Chemistry IT staff can help you avoid deployment and on-going support problems with any instrument you are considering. We have greater success when we are brought into the process early into the evaluation process. If you are considering getting a new instrument, we would be pleased to assist you- just let us know at <ChemIT>. Some ways our services can help your group:

  • Often we can help buy and deploy a computer which is cheaper, works more reliably, and is more replaceable in future years than a vendor-provided system.
  • We can assist with networking, IT security, and backups.
  • We can often help automate and optimize the use of a computer.

If you must buy a computer from the vendor, for whatever reasons, here are questions from an IT perspective. Their answers will help Chemistry IT support any new instrument. Feel free to ask any of the questions below which you feel appropriate to the instrument company.

  1. Hardware – can you provide the hardware specifications of the actual computer provided to run the instrument? Brand of computer, memory, processor, hard drive(s)? Warranty?
  2. What operating system is the computer running? 64-bit or 32-bit? Enterprise?
  3. How does the computer communicate with the instrument? Ethernet, USB, something else?
  4. If ethernet, does the computer ship with two Ethernet ports? (The second one so one can be used for general networking.) If just one for instrument communication, Chemistry IT will usually have to add one.
  5. To run the instrument, does the user have to have administrative rights on the computer or is a basic user account sufficient?
  6. Can the name of the computer be changed to AS-CHM-XRAY-02 from whatever it is sent as without causing problems with instrument control?
  7. Can we turn on and look at the computer before the install, assuming the computer arrives before the install date?

Some ways an instrument computer may differ from an end-user computer

These are generalities, and there is variability between systems, naturally.

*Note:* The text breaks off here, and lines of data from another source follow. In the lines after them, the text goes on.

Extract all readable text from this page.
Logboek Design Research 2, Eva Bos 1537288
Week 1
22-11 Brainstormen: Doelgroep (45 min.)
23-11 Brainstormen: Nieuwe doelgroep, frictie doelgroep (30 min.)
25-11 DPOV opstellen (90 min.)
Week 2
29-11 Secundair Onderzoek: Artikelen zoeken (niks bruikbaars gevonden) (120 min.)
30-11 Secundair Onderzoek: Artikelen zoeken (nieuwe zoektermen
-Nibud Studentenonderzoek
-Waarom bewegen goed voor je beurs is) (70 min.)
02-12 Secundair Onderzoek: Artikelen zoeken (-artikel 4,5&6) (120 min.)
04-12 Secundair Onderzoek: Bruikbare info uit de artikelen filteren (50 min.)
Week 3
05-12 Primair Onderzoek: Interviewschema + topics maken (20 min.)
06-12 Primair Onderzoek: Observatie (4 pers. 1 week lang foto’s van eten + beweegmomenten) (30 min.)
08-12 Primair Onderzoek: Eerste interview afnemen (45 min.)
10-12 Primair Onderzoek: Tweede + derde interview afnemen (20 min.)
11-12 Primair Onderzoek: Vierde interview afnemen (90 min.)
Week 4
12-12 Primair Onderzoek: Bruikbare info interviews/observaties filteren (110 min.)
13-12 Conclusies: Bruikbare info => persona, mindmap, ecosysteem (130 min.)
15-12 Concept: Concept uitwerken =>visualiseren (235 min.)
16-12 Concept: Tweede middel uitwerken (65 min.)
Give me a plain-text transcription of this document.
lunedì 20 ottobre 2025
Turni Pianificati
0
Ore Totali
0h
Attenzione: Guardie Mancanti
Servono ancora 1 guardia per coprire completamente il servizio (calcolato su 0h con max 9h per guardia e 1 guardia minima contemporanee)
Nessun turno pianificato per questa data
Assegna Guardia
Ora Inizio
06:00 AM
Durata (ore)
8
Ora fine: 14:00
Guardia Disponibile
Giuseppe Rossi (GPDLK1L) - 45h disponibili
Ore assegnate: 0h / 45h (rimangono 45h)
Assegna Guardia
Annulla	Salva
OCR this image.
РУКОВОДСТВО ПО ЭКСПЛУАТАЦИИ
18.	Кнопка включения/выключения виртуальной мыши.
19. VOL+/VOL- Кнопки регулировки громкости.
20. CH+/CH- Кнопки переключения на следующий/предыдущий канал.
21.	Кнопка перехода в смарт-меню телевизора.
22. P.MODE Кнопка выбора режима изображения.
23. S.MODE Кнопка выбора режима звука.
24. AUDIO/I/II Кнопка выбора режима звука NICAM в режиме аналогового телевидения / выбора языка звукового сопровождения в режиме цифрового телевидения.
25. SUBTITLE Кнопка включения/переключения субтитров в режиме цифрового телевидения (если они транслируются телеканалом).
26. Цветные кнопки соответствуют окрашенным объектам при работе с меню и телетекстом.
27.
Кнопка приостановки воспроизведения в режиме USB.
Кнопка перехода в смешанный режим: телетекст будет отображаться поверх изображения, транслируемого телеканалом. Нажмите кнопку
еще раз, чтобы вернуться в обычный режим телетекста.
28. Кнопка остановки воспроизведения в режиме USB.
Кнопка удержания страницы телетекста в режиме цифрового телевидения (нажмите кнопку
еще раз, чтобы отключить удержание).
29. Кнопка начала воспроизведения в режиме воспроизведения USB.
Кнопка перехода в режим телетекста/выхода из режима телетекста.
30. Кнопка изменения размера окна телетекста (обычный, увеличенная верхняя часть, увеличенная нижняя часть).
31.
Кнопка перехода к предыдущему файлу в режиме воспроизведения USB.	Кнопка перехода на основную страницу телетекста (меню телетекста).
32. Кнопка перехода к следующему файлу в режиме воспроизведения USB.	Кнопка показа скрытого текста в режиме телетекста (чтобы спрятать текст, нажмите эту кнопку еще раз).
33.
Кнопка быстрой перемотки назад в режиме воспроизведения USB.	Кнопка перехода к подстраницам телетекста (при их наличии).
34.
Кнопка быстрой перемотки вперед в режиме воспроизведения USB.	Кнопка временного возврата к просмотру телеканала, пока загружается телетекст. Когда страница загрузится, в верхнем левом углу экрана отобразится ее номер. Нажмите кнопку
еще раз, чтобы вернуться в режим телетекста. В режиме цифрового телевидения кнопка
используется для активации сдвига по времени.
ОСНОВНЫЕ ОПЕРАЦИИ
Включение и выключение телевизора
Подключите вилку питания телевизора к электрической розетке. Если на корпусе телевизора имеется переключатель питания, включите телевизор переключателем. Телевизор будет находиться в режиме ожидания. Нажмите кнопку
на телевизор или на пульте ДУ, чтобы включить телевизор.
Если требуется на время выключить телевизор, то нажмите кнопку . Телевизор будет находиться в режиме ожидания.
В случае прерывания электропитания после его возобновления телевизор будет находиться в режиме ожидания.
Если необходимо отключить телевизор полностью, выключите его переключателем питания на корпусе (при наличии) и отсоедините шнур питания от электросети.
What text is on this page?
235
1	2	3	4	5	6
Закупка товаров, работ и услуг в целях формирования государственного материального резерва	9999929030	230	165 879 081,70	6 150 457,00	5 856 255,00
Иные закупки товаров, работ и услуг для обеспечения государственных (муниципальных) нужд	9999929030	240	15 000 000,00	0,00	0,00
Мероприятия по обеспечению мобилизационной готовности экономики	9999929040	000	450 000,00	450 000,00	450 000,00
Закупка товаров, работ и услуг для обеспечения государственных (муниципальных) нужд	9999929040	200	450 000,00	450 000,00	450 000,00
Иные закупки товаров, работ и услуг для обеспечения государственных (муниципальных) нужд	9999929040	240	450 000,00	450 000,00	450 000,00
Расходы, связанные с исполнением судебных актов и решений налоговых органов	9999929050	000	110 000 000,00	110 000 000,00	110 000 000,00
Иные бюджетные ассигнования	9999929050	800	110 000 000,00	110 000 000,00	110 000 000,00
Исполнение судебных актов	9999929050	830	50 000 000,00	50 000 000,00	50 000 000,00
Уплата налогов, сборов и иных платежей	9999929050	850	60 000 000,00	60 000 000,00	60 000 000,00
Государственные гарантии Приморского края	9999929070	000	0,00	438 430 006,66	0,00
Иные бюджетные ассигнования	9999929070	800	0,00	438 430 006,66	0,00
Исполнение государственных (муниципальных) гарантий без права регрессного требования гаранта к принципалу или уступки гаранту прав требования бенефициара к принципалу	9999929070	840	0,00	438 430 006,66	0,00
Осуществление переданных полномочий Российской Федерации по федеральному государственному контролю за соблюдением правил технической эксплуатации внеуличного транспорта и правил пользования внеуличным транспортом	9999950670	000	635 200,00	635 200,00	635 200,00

Their on-going, day-to-day functioning is very critical to the Research group.

  • Downtime must be kept to a minimum.

Interruption due to automated backups, updates, or rebooting may interfer with instrument-gathering functions.

The data being collected does not need to be backed up since it is process and moved to trusted data storage locations such as group file shares.

The OS, applications, and device drivers are often unique.

  • Being able to restore them from an image may be easier than restoring "from scratch", which may not even be a realistic option.